On a side note, has anyone gotten SELinux(Mandatory Access Control/Linux Secure Modules)
to work with slackware? I know debian and definately redhat are known to work, otherwise
the PaX kernel patches that are part of grsecurity seem nice.. some opinion on these?

Any help would be great, thanks in advance

If you want to avoid lkm's, don't use the modules feature in the kernel,
so no module can be loaded.
As for what's essential to be built in: everything that makes your hardware run ok.

I'm vaguely aware of loadable kernel module exploits, but they seem to all be custom modules
- not unused stock modules that are hanging around on the system to get remotely loaded for
exploiting some vuln they might contain.. is this accurate?
Yes. Using LKM's requires root capabilities (like CAP_SYS_MODULE), and (provided you don't run a vulnerable kernel version) so you need to exploit another condition on the box to gain root caps, so you wouldn't load stock modules unless you know there's a vulnerability to exploit.


I hear once a box is in a state where an attacker can load modules, its already compromised
anyway, so lkms arent what actually gains the attacker their access.. just what they install
afterwards to gain long-term control/go un-noticed?
Yes. LKM's aren't used to exploit the system but to hide processes, resources and files to hide the crackers presence and allow the cracker to keep control and return. If you have an integrity checker running (with databases on ro media) and do remote syslogging (and the syslog box can't be subverted) then it's impossible for the cracker to hide in the "noise".

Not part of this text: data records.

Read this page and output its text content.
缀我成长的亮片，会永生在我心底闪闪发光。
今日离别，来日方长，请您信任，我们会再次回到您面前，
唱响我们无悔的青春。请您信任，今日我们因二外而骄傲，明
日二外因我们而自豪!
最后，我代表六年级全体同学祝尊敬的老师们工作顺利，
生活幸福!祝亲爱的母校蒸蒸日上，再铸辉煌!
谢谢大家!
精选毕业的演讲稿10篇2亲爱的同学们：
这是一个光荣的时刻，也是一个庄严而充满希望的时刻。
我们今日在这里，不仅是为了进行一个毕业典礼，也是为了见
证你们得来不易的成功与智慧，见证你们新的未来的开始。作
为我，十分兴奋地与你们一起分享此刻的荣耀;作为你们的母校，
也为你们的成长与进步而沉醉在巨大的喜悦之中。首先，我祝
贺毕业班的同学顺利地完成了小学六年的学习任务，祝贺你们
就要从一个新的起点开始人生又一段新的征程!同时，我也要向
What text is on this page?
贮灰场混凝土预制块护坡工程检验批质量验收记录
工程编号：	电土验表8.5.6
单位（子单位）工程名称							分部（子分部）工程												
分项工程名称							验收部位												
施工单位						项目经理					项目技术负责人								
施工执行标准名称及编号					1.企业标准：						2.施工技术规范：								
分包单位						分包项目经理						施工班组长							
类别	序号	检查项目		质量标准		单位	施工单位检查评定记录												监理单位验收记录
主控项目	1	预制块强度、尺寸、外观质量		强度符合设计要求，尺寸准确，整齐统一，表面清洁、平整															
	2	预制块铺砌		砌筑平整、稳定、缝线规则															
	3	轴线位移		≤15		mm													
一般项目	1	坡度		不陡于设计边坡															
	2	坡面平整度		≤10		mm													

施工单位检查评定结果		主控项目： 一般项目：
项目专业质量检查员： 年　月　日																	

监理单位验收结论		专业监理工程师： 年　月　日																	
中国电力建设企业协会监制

On a side note, has anyone gotten SELinux(Mandatory Access Control/Linux Secure Modules)
to work with slackware? I know debian and definately redhat are known to work, otherwise
the PaX kernel patches that are part of grsecurity seem nice.. some opinion on these?
PAX is good but it doesn't cover everything (nothing can, OK) and you should look for additional measures beyond that feature. IMHO hardening the system (you already made a start by not running services) and hardening the running kernel, hardening processes, access restrictions, reducing capabilities, advanced logging etc etc should be mandatory on any server box that interacts with users (hell, all boxen). Both Grsecurity and LIDS provide those caps, and I would recommend adding any of them.


A temporary solution, and it doesn't prevent system subversion due to lack of hardening, but you can use "lcap" to take a way capabilities on a system wide scale if for some reason using Grsecurity or LIDS doesn't work for you. It's best done directly after all necessary system modules are loaded.

I can underline what unSpawn said. Uninstall all required services/software, set restrictive permissions to sensitve data like log files also to specific tools (dmesg & co).